Oscar Piastri led a McLaren 1-2 in the final practice session before Formula 1 qualifying at the Mexican Grand Prix, usurping early pacesetter Ferrari.
Much of the first half of FP3 was led by the Ferraris - which had tentatively looked strongest on Friday, the team seemingly carrying on from its dominant 1-2 at Austin.
But it was the McLarens that performed best during the late-session qualifying simulations.
Piastri was marginally the faster of the McLaren drivers, topping FP3 with an 1m16.492s, already just shy of seven tenths of a second faster than Carlos Sainz’s pole time last year.
Lando Norris was 0.059s slower than his team-mate, but had a considerably better hour than title rival Max Verstappen.
Verstappen avoided a repeat of the engine issues that plagued his Friday, swapping to a different engine within his pool and avoiding a penalty, but he struggled for grip throughout the session.
“Ah this doesn’t work, there’s no grip, front and rear,” Verstappen told his race engineer Gianpiero Lambiase.

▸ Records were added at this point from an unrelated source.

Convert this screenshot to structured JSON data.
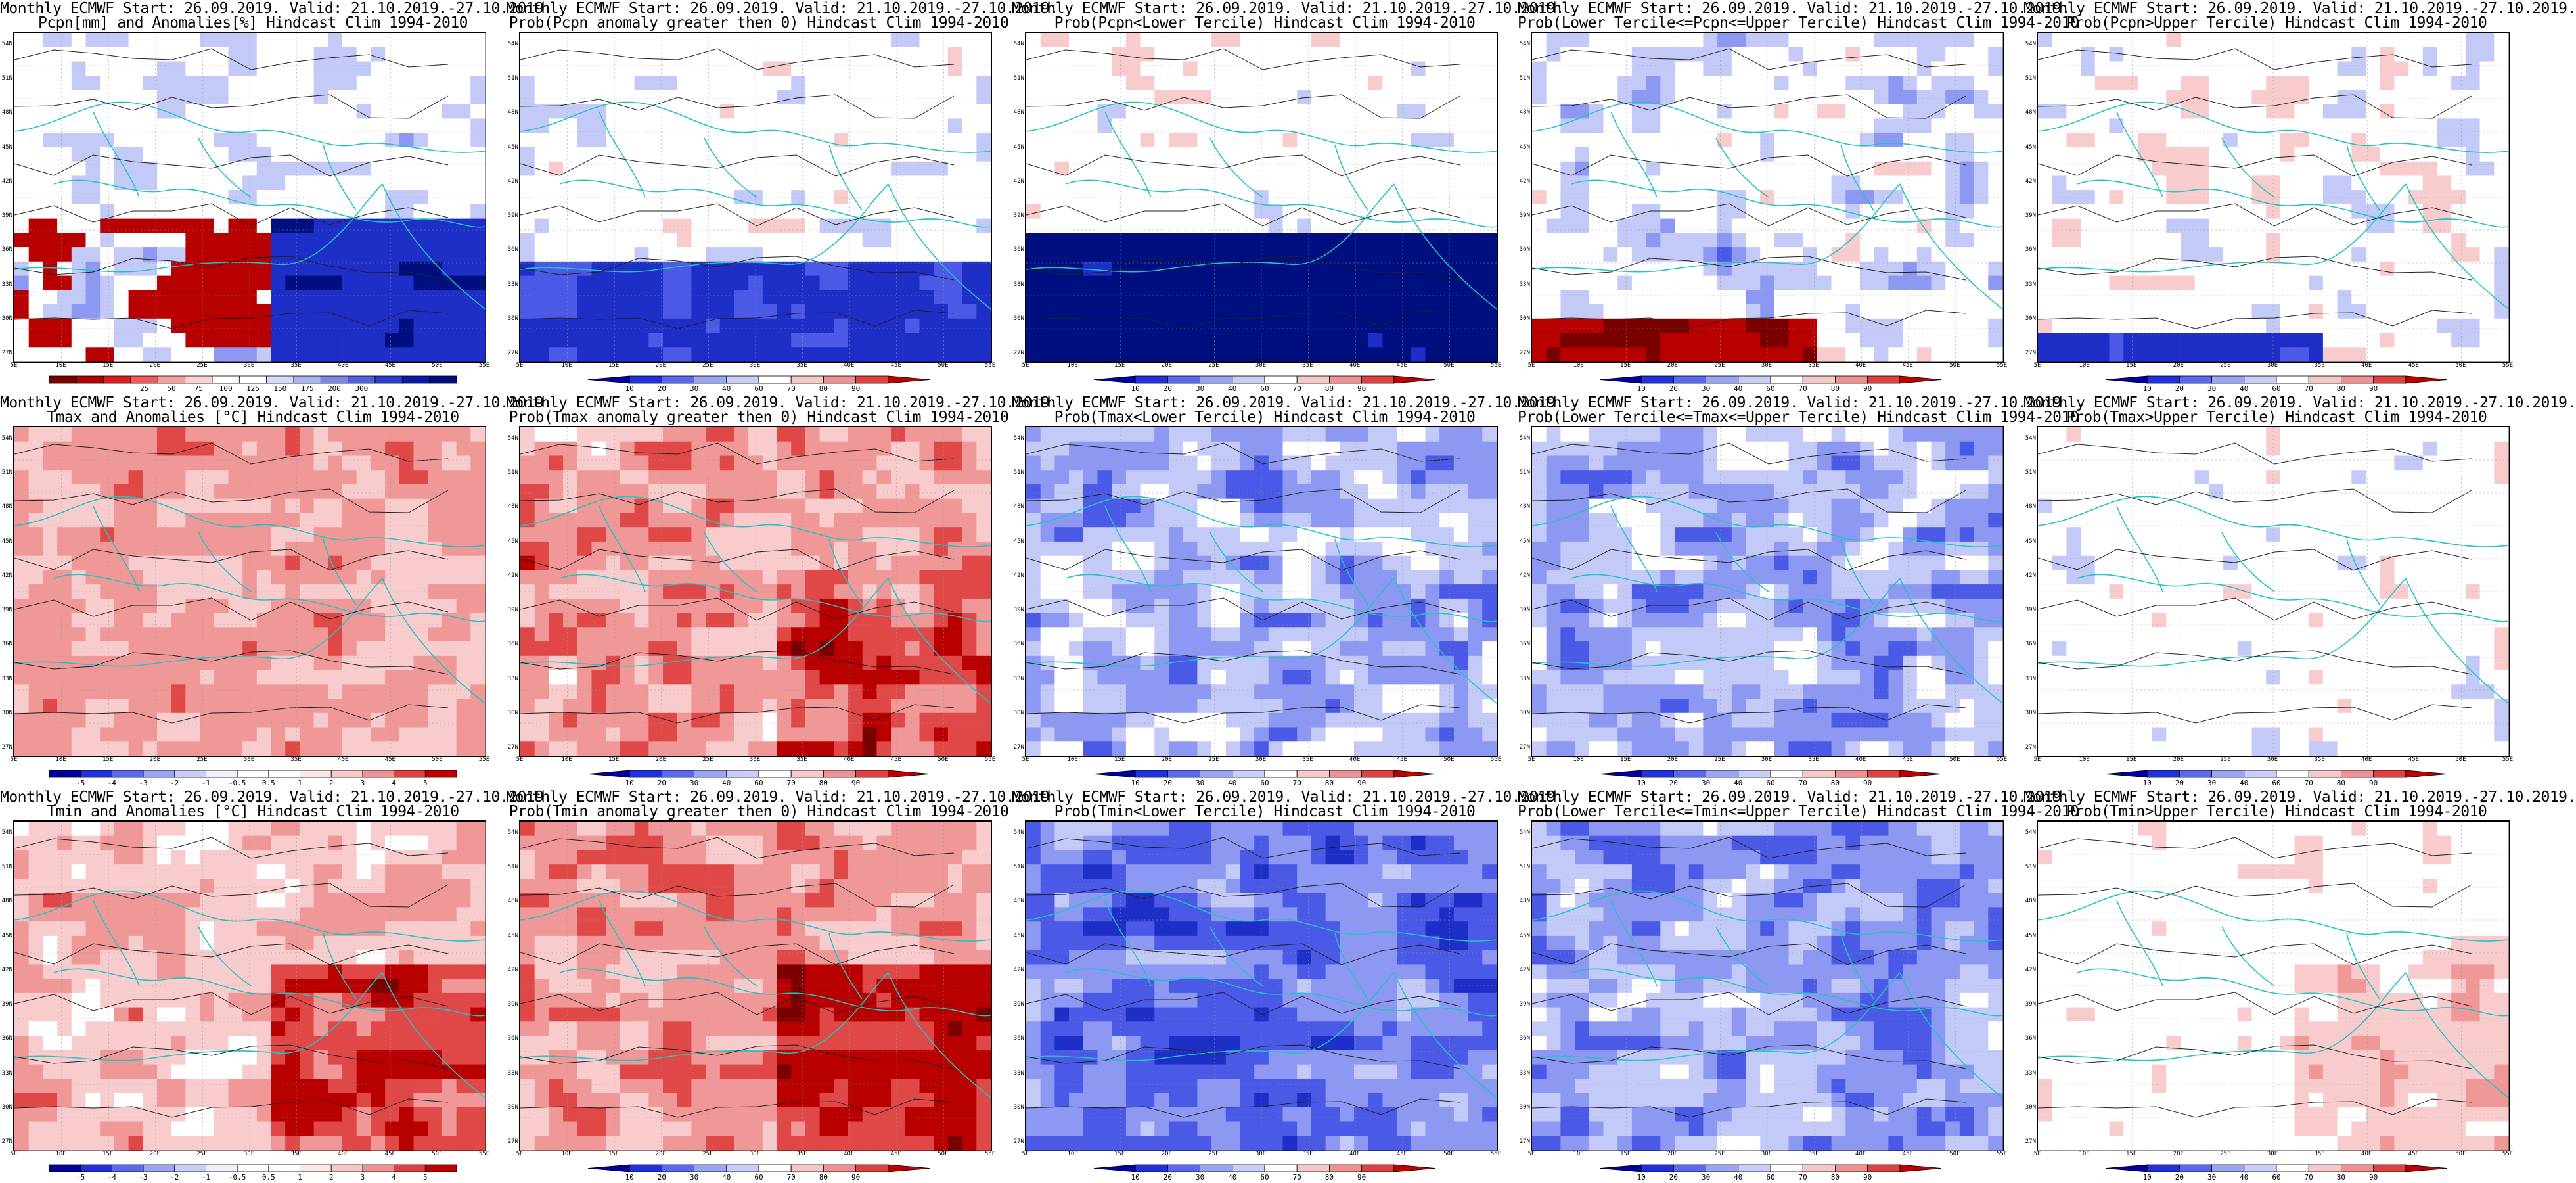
{
  "lat_ticks": [
    "54N",
    "51N",
    "48N",
    "45N",
    "42N",
    "39N",
    "36N",
    "33N",
    "30N",
    "27N"
  ],
  "lon_ticks": [
    "5E",
    "10E",
    "15E",
    "20E",
    "25E",
    "30E",
    "35E",
    "40E",
    "45E",
    "50E",
    "55E"
  ],
  "colorbars": {
    "pcpn_anom": {
      "colors": [
        "#7a0000",
        "#b40000",
        "#dc1e1e",
        "#f05a5a",
        "#f7a0a0",
        "#fbd0d0",
        "#ffffff",
        "#ffffff",
        "#d6dbf8",
        "#a9b3f0",
        "#7d88e8",
        "#5060e0",
        "#2a3cd0",
        "#0a1aa8",
        "#000f80"
      ],
      "labels": [
        "25",
        "50",
        "75",
        "100",
        "125",
        "150",
        "175",
        "200",
        "300"
      ],
      "triangles": false
    },
    "prob": {
      "colors": [
        "#0000a0",
        "#2030e0",
        "#5a6af0",
        "#9aa6f4",
        "#c8cef8",
        "#ffffff",
        "#f7c8c8",
        "#f09090",
        "#e04040",
        "#c00000"
      ],
      "labels": [
        "10",
        "20",
        "30",
        "40",
        "60",
        "70",
        "80",
        "90"
      ],
      "triangles": true
    },
    "temp_anom": {
      "colors": [
        "#0000a0",
        "#2030e0",
        "#5a6af0",
        "#9aa6f4",
        "#c8cef8",
        "#eef0fc",
        "#ffffff",
        "#ffffff",
        "#fde8e8",
        "#f7c8c8",
        "#f09090",
        "#e04040",
        "#c00000"
      ],
      "labels": [
        "-5",
        "-4",
        "-3",
        "-2",
        "-1",
        "-0.5",
        "0.5",
        "1",
        "2",
        "3",
        "4",
        "5"
      ],
      "triangles": false
    }
  },
  "panels": [
    {
      "title1": "Monthly ECMWF Start: 26.09.2019. Valid: 21.10.2019.-27.10.2019.",
      "title2": "Pcpn[mm] and Anomalies[%] Hindcast Clim 1994-2010",
      "colorbar": "pcpn_anom",
      "field": "pcpn_anom",
      "seed": 11
    },
    {
      "title1": "Monthly ECMWF Start: 26.09.2019. Valid: 21.10.2019.-27.10.2019.",
      "title2": "Prob(Pcpn anomaly greater then 0) Hindcast Clim 1994-2010",
      "colorbar": "prob",
      "field": "pcpn_prob_gt0",
      "seed": 23
    },
    {
      "title1": "Monthly ECMWF Start: 26.09.2019. Valid: 21.10.2019.-27.10.2019.",
      "title2": "Prob(Pcpn<Lower Tercile) Hindcast Clim 1994-2010",
      "colorbar": "prob",
      "field": "pcpn_lower",
      "seed": 37
    },
    {
      "title1": "Monthly ECMWF Start: 26.09.2019. Valid: 21.10.2019.-27.10.2019.",
      "title2": "Prob(Lower Tercile<=Pcpn<=Upper Tercile) Hindcast Clim 1994-2010",
      "colorbar": "prob",
      "field": "pcpn_middle",
      "seed": 41
    },
    {
      "title1": "Monthly ECMWF Start: 26.09.2019. Valid: 21.10.2019.-27.10.2019.",
      "title2": "Prob(Pcpn>Upper Tercile) Hindcast Clim 1994-2010",
      "colorbar": "prob",
      "field": "pcpn_upper",
      "seed": 53
    },
    {
      "title1": "Monthly ECMWF Start: 26.09.2019. Valid: 21.10.2019.-27.10.2019.",
      "title2": "Tmax and Anomalies [°C] Hindcast Clim 1994-2010",
      "colorbar": "temp_anom",
      "field": "tmax_anom",
      "seed": 61
    },
    {
      "title1": "Monthly ECMWF Start: 26.09.2019. Valid: 21.10.2019.-27.10.2019.",
      "title2": "Prob(Tmax anomaly greater then 0) Hindcast Clim 1994-2010",
      "colorbar": "prob",
      "field": "tmax_prob_gt0",
      "seed": 71
    },
    {
      "title1": "Monthly ECMWF Start: 26.09.2019. Valid: 21.10.2019.-27.10.2019.",
      "title2": "Prob(Tmax<Lower Tercile) Hindcast Clim 1994-2010",
      "colorbar": "prob",
      "field": "tmax_lower",
      "seed": 83
    },
    {
      "title1": "Monthly ECMWF Start: 26.09.2019. Valid: 21.10.2019.-27.10.2019.",
      "title2": "Prob(Lower Tercile<=Tmax<=Upper Tercile) Hindcast Clim 1994-2010",
      "colorbar": "prob",
      "field": "tmax_middle",
      "seed": 97
    },
    {
      "title1": "Monthly ECMWF Start: 26.09.2019. Valid: 21.10.2019.-27.10.2019.",
      "title2": "Prob(Tmax>Upper Tercile) Hindcast Clim 1994-2010",
      "colorbar": "prob",
      "field": "tmax_upper",
      "seed": 101
    },
    {
      "title1": "Monthly ECMWF Start: 26.09.2019. Valid: 21.10.2019.-27.10.2019.",
      "title2": "Tmin and Anomalies [°C] Hindcast Clim 1994-2010",
      "colorbar": "temp_anom",
      "field": "tmin_anom",
      "seed": 113
    },
    {
      "title1": "Monthly ECMWF Start: 26.09.2019. Valid: 21.10.2019.-27.10.2019.",
      "title2": "Prob(Tmin anomaly greater then 0) Hindcast Clim 1994-2010",
      "colorbar": "prob",
      "field": "tmin_prob_gt0",
      "seed": 127
    },
    {
      "title1": "Monthly ECMWF Start: 26.09.2019. Valid: 21.10.2019.-27.10.2019.",
      "title2": "Prob(Tmin<Lower Tercile) Hindcast Clim 1994-2010",
      "colorbar": "prob",
      "field": "tmin_lower",
      "seed": 131
    },
    {
      "title1": "Monthly ECMWF Start: 26.09.2019. Valid: 21.10.2019.-27.10.2019.",
      "title2": "Prob(Lower Tercile<=Tmin<=Upper Tercile) Hindcast Clim 1994-2010",
      "colorbar": "prob",
      "field": "tmin_middle",
      "seed": 139
    },
    {
      "title1": "Monthly ECMWF Start: 26.09.2019. Valid: 21.10.2019.-27.10.2019.",
      "title2": "Prob(Tmin>Upper Tercile) Hindcast Clim 1994-2010",
      "colorbar": "prob",
      "field": "tmin_upper",
      "seed": 149
    }
  ]
}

He ultimately ended up fourth fastest, half a second off Piastri and just 0.057s ahead of Lewis Hamilton’s Mercedes.
Verstappen’s home hero team-mate Sergio Perez struggled even more, finishing the session only 14th fastest, 1.3s off the pace after making mistakes on both of his late-session flying laps.
“Yep, there’s no potential on the front to attack the braking,” Perez lamented at the end of the session.
Ferrari didn’t look quite as strong on its final soft tyre runs as its earlier runs, finding far less time than McLaren did from one run to the next.
Carlos Sainz was third, 0.340s slower than Piastri, while team-mate Charles Leclerc was sixth, a further four tenths adrift.